The mere formal expression of an equation is not very useful, unless complemented by a more or less intuitive understanding. Different people may have different intuitions of a given formula or different mental images of one physical systems (more on that later).

The interesting part is that putting together two such different intuitions of a relation can yield non-trivial results with almost no algebraic manipulation, as I'll show below. What is the meaning of the following formula ?

\[\frac{1}{\sqrt{2\pi} \sigma} \int_{-\infty}^{\infty} \text{d}x \exp (i q x) \exp \left (- \frac{x^2}{2 \sigma ^2} \right ) \tag{1}\]- It can be seen as the Fourier transform of a Gaussian (or normal) distribution with zero mean and standard deviation \(\sigma\): \( \displaystyle \underbrace{\int_{-\infty}^{\infty} \text{d}x \exp (i q x)}_{\cal{F}(\cdot)} \frac{1}{\sqrt{2\pi} \sigma} \exp \left (- \frac{x^2}{2 \sigma ^2} \right ) = \cal{F} \left ( \cal{N} (0,\sigma) \right ) \tag{1a} \)
- ... or as the expectation of a phase factor over said Gaussian distribution: \( \displaystyle \underbrace{\int_{-\infty}^{\infty} \text{d}x \frac{1}{\sqrt{2\pi} \sigma} \exp \left (- \frac{x^2}{2 \sigma ^2} \right )}_{\left \langle \cdot \right \rangle} \exp (i q x) = \left \langle \exp (i q x) \right \rangle \tag{1b} \)
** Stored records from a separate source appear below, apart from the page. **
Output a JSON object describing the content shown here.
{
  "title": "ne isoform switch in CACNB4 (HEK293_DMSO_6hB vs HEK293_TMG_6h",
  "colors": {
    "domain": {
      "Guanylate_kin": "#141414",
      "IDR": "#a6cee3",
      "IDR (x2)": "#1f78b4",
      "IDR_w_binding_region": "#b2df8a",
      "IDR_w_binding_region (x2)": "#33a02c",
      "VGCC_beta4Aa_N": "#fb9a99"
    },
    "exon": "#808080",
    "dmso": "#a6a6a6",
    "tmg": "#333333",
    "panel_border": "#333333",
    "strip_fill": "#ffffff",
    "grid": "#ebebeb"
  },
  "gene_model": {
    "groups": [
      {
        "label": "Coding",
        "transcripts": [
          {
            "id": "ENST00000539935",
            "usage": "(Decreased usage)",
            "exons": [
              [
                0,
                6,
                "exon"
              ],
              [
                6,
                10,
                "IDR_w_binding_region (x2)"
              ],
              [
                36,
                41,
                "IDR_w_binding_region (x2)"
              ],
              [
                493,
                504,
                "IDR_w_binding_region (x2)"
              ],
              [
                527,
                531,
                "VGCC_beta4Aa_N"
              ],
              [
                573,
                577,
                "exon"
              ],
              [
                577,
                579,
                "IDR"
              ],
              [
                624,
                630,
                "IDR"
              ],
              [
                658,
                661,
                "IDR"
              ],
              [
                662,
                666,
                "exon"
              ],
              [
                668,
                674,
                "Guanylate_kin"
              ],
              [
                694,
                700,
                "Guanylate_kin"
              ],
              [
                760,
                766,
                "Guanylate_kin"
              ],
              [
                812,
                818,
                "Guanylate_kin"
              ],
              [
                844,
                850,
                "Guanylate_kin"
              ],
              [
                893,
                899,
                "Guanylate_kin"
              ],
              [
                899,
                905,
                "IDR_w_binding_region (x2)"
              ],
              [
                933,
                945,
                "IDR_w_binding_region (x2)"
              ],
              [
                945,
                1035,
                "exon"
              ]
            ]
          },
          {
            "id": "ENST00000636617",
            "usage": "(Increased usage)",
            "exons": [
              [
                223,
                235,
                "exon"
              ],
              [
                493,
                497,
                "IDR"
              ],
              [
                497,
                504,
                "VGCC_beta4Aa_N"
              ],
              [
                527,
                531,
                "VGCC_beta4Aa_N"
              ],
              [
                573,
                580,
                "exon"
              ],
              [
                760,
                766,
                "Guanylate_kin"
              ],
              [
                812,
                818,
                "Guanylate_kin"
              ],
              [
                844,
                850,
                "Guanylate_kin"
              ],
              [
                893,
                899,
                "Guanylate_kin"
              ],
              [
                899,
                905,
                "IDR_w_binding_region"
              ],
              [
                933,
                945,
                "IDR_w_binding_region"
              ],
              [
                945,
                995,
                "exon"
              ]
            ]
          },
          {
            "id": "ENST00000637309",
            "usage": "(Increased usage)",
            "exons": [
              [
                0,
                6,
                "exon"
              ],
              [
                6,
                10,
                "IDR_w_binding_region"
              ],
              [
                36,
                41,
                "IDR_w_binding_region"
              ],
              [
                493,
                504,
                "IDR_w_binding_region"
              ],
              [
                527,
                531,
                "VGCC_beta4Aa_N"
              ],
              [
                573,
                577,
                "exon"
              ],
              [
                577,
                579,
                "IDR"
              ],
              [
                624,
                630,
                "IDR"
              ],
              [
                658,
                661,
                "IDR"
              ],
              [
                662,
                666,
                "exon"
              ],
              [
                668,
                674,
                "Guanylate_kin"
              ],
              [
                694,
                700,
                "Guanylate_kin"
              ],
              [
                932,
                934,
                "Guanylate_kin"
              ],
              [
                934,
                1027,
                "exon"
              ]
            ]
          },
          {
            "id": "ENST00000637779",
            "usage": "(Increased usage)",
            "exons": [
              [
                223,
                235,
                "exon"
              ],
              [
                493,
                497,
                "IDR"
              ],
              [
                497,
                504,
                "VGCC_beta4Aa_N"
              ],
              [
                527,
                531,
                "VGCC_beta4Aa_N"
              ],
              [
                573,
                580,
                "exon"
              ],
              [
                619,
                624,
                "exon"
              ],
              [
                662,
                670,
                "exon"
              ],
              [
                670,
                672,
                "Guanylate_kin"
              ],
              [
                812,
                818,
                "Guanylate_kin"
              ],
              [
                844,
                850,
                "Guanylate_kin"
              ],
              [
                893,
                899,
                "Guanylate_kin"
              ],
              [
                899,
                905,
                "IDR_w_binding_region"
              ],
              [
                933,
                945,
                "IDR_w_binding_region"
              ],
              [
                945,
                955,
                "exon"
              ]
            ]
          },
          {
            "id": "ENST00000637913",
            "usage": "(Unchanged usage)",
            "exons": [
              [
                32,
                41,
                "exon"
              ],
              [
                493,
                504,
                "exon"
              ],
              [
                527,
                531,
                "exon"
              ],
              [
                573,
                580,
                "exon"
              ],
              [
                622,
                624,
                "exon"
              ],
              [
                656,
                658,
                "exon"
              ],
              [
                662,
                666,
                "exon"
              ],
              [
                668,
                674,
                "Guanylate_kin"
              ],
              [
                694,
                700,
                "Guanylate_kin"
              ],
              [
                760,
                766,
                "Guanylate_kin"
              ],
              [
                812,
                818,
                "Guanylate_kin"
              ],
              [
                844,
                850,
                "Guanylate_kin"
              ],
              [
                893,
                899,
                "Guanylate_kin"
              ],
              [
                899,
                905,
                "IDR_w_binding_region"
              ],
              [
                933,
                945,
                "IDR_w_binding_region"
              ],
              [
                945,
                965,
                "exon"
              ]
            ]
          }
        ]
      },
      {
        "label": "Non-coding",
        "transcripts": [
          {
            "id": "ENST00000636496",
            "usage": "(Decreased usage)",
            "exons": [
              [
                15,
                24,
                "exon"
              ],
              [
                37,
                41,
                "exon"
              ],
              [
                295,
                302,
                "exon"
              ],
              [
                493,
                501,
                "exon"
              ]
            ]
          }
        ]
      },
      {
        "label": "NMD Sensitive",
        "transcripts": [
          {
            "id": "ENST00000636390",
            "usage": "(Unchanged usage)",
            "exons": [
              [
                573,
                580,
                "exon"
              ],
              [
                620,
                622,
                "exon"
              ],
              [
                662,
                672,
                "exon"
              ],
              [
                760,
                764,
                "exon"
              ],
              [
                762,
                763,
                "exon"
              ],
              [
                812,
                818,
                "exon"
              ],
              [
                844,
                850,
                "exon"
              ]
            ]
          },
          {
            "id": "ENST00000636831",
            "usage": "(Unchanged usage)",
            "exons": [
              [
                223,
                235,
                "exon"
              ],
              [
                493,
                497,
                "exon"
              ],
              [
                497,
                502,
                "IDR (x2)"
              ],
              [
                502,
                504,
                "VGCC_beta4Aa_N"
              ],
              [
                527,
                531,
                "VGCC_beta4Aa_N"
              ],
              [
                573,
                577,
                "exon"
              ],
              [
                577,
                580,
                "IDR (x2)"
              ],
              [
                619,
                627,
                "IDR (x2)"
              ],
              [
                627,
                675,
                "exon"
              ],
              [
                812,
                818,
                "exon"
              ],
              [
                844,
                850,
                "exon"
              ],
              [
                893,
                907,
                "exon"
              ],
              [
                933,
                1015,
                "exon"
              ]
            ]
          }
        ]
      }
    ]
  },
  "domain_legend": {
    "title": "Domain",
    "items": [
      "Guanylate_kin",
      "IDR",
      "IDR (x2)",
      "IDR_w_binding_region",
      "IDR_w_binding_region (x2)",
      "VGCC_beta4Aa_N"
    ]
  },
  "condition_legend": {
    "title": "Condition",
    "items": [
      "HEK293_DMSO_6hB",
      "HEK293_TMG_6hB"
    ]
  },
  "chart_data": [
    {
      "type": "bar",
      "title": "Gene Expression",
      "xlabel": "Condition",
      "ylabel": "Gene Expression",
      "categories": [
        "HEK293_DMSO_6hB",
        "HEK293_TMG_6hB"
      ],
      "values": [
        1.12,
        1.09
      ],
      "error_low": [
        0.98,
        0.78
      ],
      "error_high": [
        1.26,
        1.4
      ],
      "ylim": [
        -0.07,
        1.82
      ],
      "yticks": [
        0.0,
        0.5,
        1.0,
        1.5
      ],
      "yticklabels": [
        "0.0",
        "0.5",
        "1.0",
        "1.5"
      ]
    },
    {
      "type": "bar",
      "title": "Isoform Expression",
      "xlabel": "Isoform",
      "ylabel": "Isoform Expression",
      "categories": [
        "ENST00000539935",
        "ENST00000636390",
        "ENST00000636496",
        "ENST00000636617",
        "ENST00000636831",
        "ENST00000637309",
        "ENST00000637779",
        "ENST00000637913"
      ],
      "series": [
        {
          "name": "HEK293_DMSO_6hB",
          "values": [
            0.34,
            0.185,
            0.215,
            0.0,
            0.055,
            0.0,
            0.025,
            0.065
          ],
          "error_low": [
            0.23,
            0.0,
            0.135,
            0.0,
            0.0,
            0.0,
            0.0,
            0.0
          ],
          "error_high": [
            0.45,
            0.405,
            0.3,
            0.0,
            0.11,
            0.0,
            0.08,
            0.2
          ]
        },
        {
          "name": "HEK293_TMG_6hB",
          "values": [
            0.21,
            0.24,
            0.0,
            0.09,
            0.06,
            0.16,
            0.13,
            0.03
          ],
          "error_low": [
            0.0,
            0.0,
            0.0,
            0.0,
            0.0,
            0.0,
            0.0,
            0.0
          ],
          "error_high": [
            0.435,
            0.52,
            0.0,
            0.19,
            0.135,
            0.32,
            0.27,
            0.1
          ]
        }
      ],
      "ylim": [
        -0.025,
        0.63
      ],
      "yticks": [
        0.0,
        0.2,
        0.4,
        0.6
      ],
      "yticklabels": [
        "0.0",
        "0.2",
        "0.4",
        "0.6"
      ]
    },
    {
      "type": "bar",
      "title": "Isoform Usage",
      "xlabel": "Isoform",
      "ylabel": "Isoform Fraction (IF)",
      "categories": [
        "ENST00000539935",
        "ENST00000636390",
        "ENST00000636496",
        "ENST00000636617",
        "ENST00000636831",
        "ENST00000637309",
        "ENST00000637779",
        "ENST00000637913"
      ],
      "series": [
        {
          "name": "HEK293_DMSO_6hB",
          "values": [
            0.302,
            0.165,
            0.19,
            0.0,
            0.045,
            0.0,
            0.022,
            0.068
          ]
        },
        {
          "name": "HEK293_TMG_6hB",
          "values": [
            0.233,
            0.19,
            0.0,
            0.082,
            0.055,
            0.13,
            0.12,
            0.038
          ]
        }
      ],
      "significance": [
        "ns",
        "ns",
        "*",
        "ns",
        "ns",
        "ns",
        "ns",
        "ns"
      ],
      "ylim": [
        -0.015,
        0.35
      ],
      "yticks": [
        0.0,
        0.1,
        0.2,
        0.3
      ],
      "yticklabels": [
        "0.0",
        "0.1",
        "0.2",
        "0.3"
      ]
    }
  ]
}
Equating the rhs expressions in the two equations above (which are simply two different readings of (1)!) and recalling that the Fourier transform of a Gaussian is itself a Gaussian yields the very useful identity:

\[\left \langle \exp (i q x) \right \rangle = \cal{N} \left (0,\frac{1}{\sigma} \right ) \tag{2} \]employed, for instance, in proving the Siegert relation.Note that both sides of (2) are now functions of \(q\), since we have already integrated over \(x\).